History of the Old Patent Office Building
The neoclassical-style Patent Office, built on a site designated by Pierre L'Enfant for a nondenominational church to honor the nation's heroes, is arguably the finest expression of the Greek Revival style that swept America between the 1820s and 1840s. In selecting the Doric architectural order, the team of William Parker Elliot (c. 1807-1854) and Ithiel Town (1784-1844) meant to evoke classical Greece's concept of direct democracy with its emphasis on the common man, a philosophy of government that had gained popularity during Andrew Jackson's presidency. Jackson himself laid the cornerstone in 1836.
The quadrangular building built around a central courtyard was intended to be erected wing by wing, in keeping with the young nation's growing needs and resources.
President Jackson named Robert Mills, who had submitted a competing architectural plan, as the supervising architect for the project and authorized modifications to the Town and Elliot design. The first wing (south) was completed in 1840 and contained the largest exhibition hall in the nation to date. The building's eastern extension was begun in 1849 to house the newly established Department of Interior. Mills lost his post in 1851 to Thomas U. Walter (1804-1887), who abandoned Mills' technique of fireproofing with masonry vaults for the contemporary system of using iron beams for ceilings, floors and roof structures. Construction of the west and north wings followed, with the building being completed in 1867.
The Patent Office was intended as a temple to the industrial arts, reflecting the new nation's desire for advancement. It was designed to display the models that inventors submitted with their patent applications and also provided space for exhibits of public interest beyond patent models.
Artifacts such as the Declaration of Independence, the tent George Washington used in the Revolutionary War, and specimens from explorer Charles Wilkes' (1789-1877) expeditions of 1838 to 1842 were displayed here as were the holdings of the National Institute—the forerunner of the Smithsonian Institution—which included artworks that formed the foundations of the collections of the National Portrait Gallery and the American Art Museum. During the Civil War the building served as a hospital for wounded Union soldiers, temporary barracks and morgue. In March 1865, it was the site of Abraham Lincoln's second inaugural ball.
Interest in historic preservation after World War II was ultimately responsible for preserving this national architectural treasure. In 1953, legislation supported by the General Services Administration argued for the building's removal to make way for a parking garage. The effort to save the building was led by David E. Finley, chairman of the Commission of Fine Arts and, later, a founding member of the Portrait Gallery Commission; the American Institute of Architects; and preservationists.
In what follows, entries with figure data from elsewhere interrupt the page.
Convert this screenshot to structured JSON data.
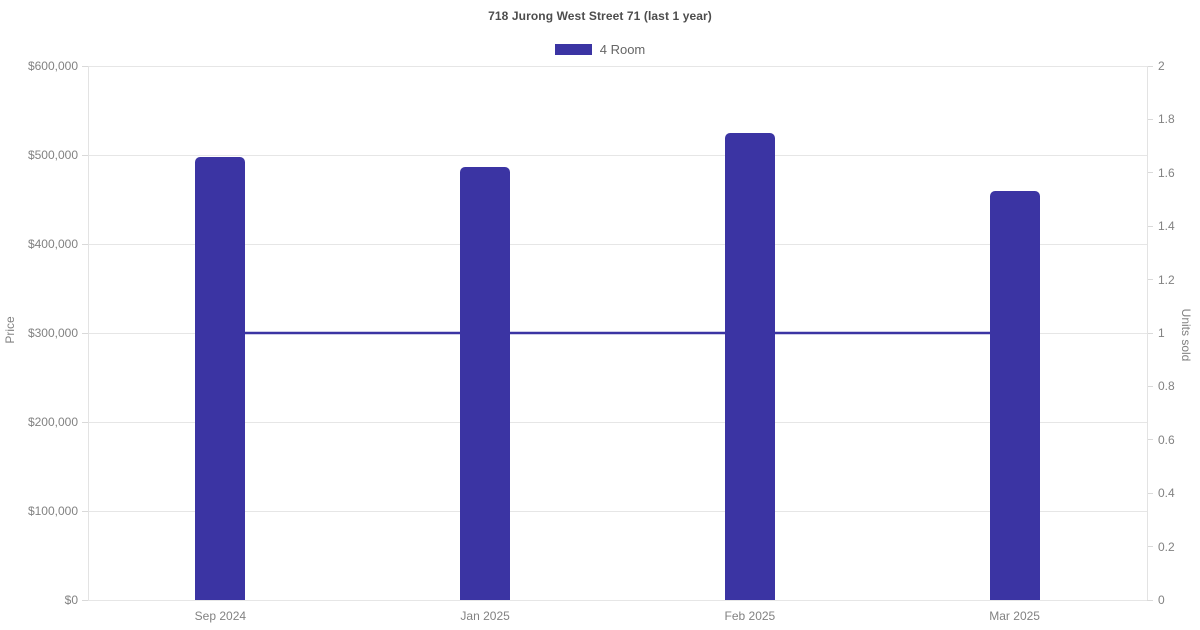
{
  "title": "718 Jurong West Street 71 (last 1 year)",
  "legend": {
    "items": [
      {
        "label": "4 Room",
        "color": "#3b34a3"
      }
    ]
  },
  "colors": {
    "series": "#3b34a3",
    "grid": "#e6e6e6",
    "axis_text": "#828282",
    "title_text": "#4d4d4d",
    "background": "#ffffff"
  },
  "chart_data": {
    "type": "bar",
    "title": "718 Jurong West Street 71 (last 1 year)",
    "categories": [
      "Sep 2024",
      "Jan 2025",
      "Feb 2025",
      "Mar 2025"
    ],
    "series": [
      {
        "name": "4 Room",
        "type": "bar",
        "axis": "left",
        "values": [
          498000,
          487000,
          525000,
          460000
        ],
        "color": "#3b34a3"
      },
      {
        "name": "4 Room units sold",
        "type": "line",
        "axis": "right",
        "values": [
          1,
          1,
          1,
          1
        ],
        "color": "#3b34a3"
      }
    ],
    "left_axis": {
      "label": "Price",
      "min": 0,
      "max": 600000,
      "step": 100000,
      "ticks": [
        "$0",
        "$100,000",
        "$200,000",
        "$300,000",
        "$400,000",
        "$500,000",
        "$600,000"
      ]
    },
    "right_axis": {
      "label": "Units sold",
      "min": 0,
      "max": 2,
      "step": 0.2,
      "ticks": [
        "0",
        "0.2",
        "0.4",
        "0.6",
        "0.8",
        "1",
        "1.2",
        "1.4",
        "1.6",
        "1.8",
        "2"
      ]
    },
    "grid": true,
    "legend_position": "top"
  }
}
Legislation in 1958 transferred the Patent Office Building to the Smithsonian Institution to house certain art collections of the Smithsonian, and in 1962 President John F. Kennedy signed a bill establishing the National Portrait Gallery. Major interior renovation followed and in 1968 the National Collection of Fine Arts (now the Smithsonian's American Art Museum) and the National Portrait Gallery opened to the public. The following year the surrounding neighborhood was devastated in the wake of Martin Luther King's assassination.
The December 1997 opening of the MCI Center, immediately to the east of the museums, and the opening of F Street—preceded by years of redevelopment carried out by the Pennsylvania Avenue Development Corporation—has spurred growth in the area so that the renovated Old Patent Office Building will serve as the centerpiece of a new downtown Washington.